Molecular Characteristics of Pseudomonas rhodesiae strain KK1 in response to phenanthrene

Abstract

Radiorespirometric analysis revealed that Pseudomonas sp. strain KK1 isolated from a soil contaminated with petroleum hydrocarbons was able to catabolize polycyclic aromatic hydrocarbons such as phenanthrene and naphthalene. The rate and extent of phenanthrene mineralization was markedly enhanced when the cells were pregrown on either naphthalene or phenanthrene, compared to the cells grown on universal carbon sources (i.e., TSA medium). Deduced amino acid sequence of the Rieske-type iron-sulfur center of a putative phenanthrene dioxygenase (PhnA1) obtained from the stain KK1 shared significant homology with DxnA1 (dioxin dioxygenase) from Spingomonas sp. RW1, BphA1b (biphenyl dioxygenase) from Spingomonas aromaticivorans F199, and PhnAc (phenanthrene dioxygenase) from Burkholderia sp. RP007 or Alcaligenes faecalis AFK2. Northern hybridization using the dioxygenase gene fragment cloned from KK1 showed that the expression of the putative phn dioxygenase gene reached the highest level in cells grown in the minimal medium containing phenanthrene and KNO3, and the expression of the phn gene was repressed in cells grown with glucose.
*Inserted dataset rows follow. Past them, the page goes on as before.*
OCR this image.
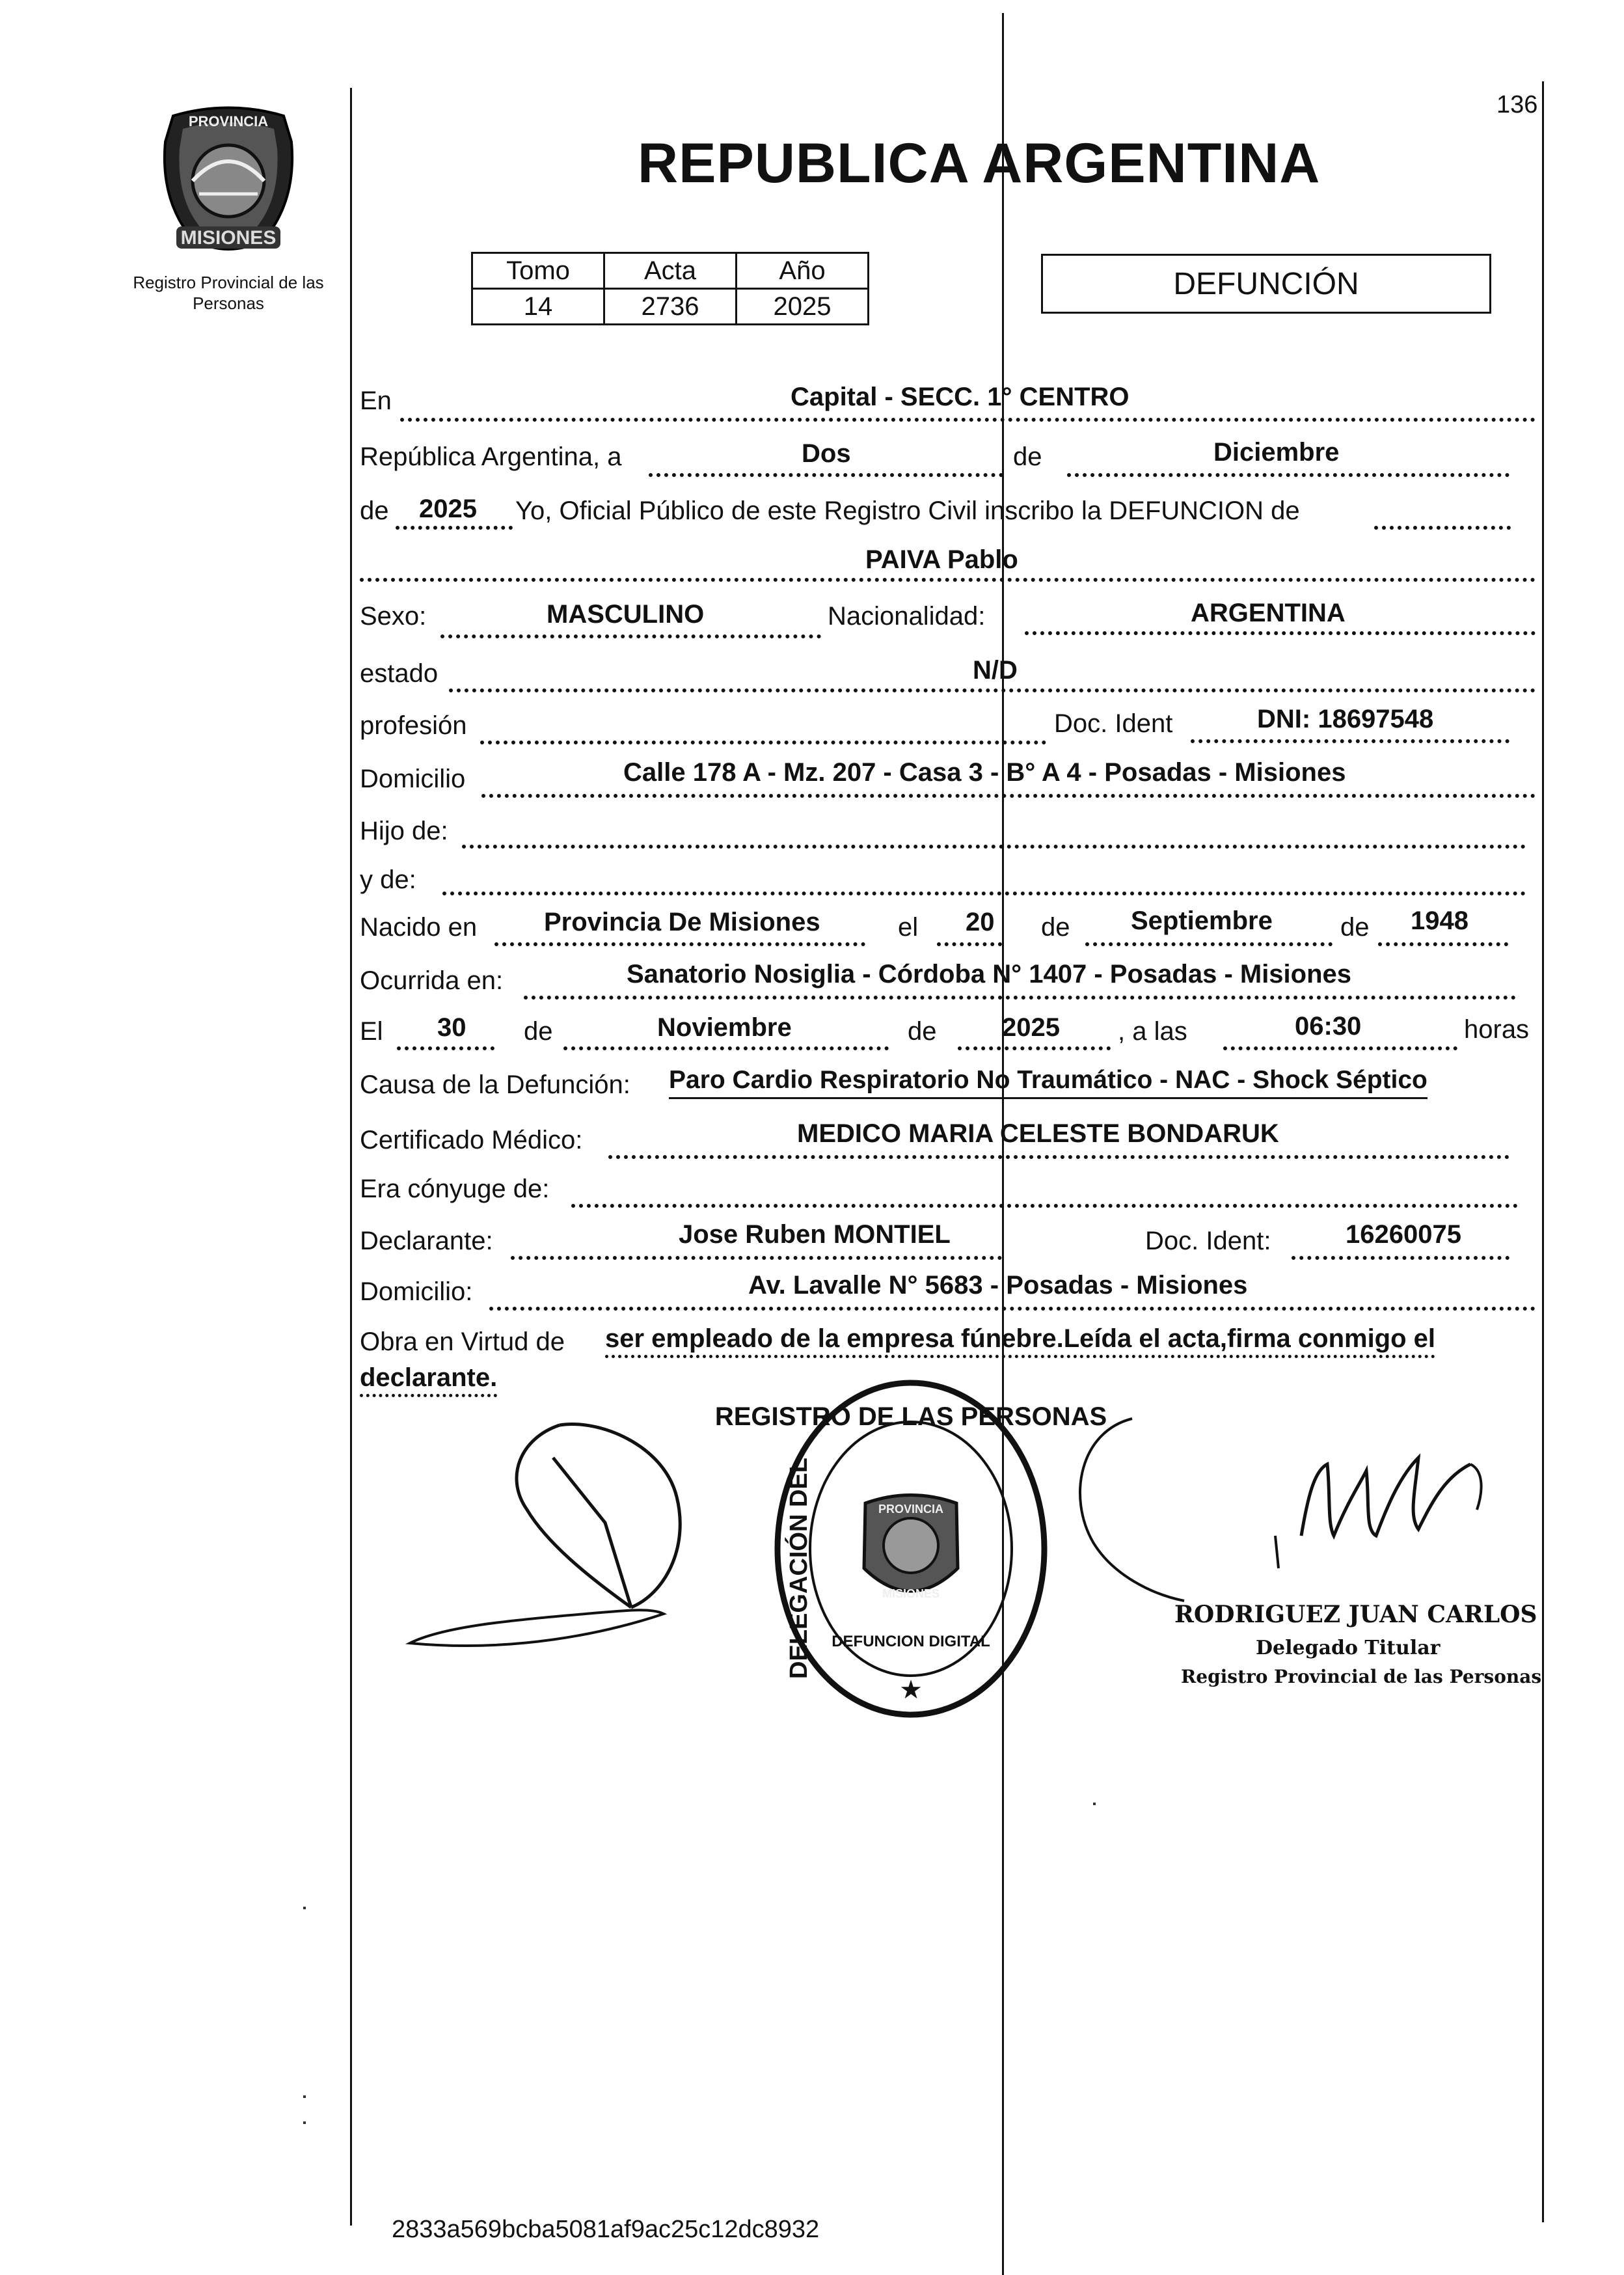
136
MISIONES
PROVINCIA
Registro Provincial de las Personas
REPUBLICA ARGENTINA
Tomo	Acta	Año
14	2736	2025
DEFUNCIÓN
En	Capital - SECC. 1° CENTRO
República Argentina, a	Dos	de	Diciembre
de 2025 Yo, Oficial Público de este Registro Civil inscribo la DEFUNCION de
PAIVA Pablo
Sexo:	MASCULINO	Nacionalidad:	ARGENTINA
estado	N/D
profesión	Doc. Ident	DNI: 18697548
Domicilio	Calle 178 A - Mz. 207 - Casa 3 - B° A 4 - Posadas - Misiones
Hijo de:
y de:
Nacido en	Provincia De Misiones	el 20 de Septiembre	de 1948
Ocurrida en:	Sanatorio Nosiglia - Córdoba N° 1407 - Posadas - Misiones
El 30 de	Noviembre	de	2025 , a las	06:30	horas
Causa de la Defunción: Paro Cardio Respiratorio No Traumático - NAC - Shock Séptico
Certificado Médico:	MEDICO MARIA CELESTE BONDARUK
Era cónyuge de:
Declarante:	Jose Ruben MONTIEL	Doc. Ident:	16260075
Domicilio:	Av. Lavalle N° 5683 - Posadas - Misiones
Obra en Virtud de ser empleado de la empresa fúnebre.Leída el acta,firma conmigo el
declarante.
REGISTRO DE LAS PERSONAS
DELEGACIÓN DEL DEFUNCION DIGITAL
PROVINCIA
MISIONES
★
RODRIGUEZ JUAN CARLOS
Delegado Titular
Registro Provincial de las Personas
2833a569bcba5081af9ac25c12dc8932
In addition to the metabolic change, phospholipid ester-linked fatty acids (PLFA) analysis revealed that the total cellular fatty acid composition of KK1 was significantly changed in response to phenanthrene. Fatty acids such as 14:0, 16:0 3OH, 17:0 cyclo, 18:1 ω7c, 19:0 cyclo increased in phenanthrene-exposed cells, while fatty acids such as 10:0 3OH, 12:0, 12:0 2OH, 12:0 3OH, 16:1 ω7c, 15:0 iso 2OH, 16:0, 18:1 ω6c, 18:0 decreased.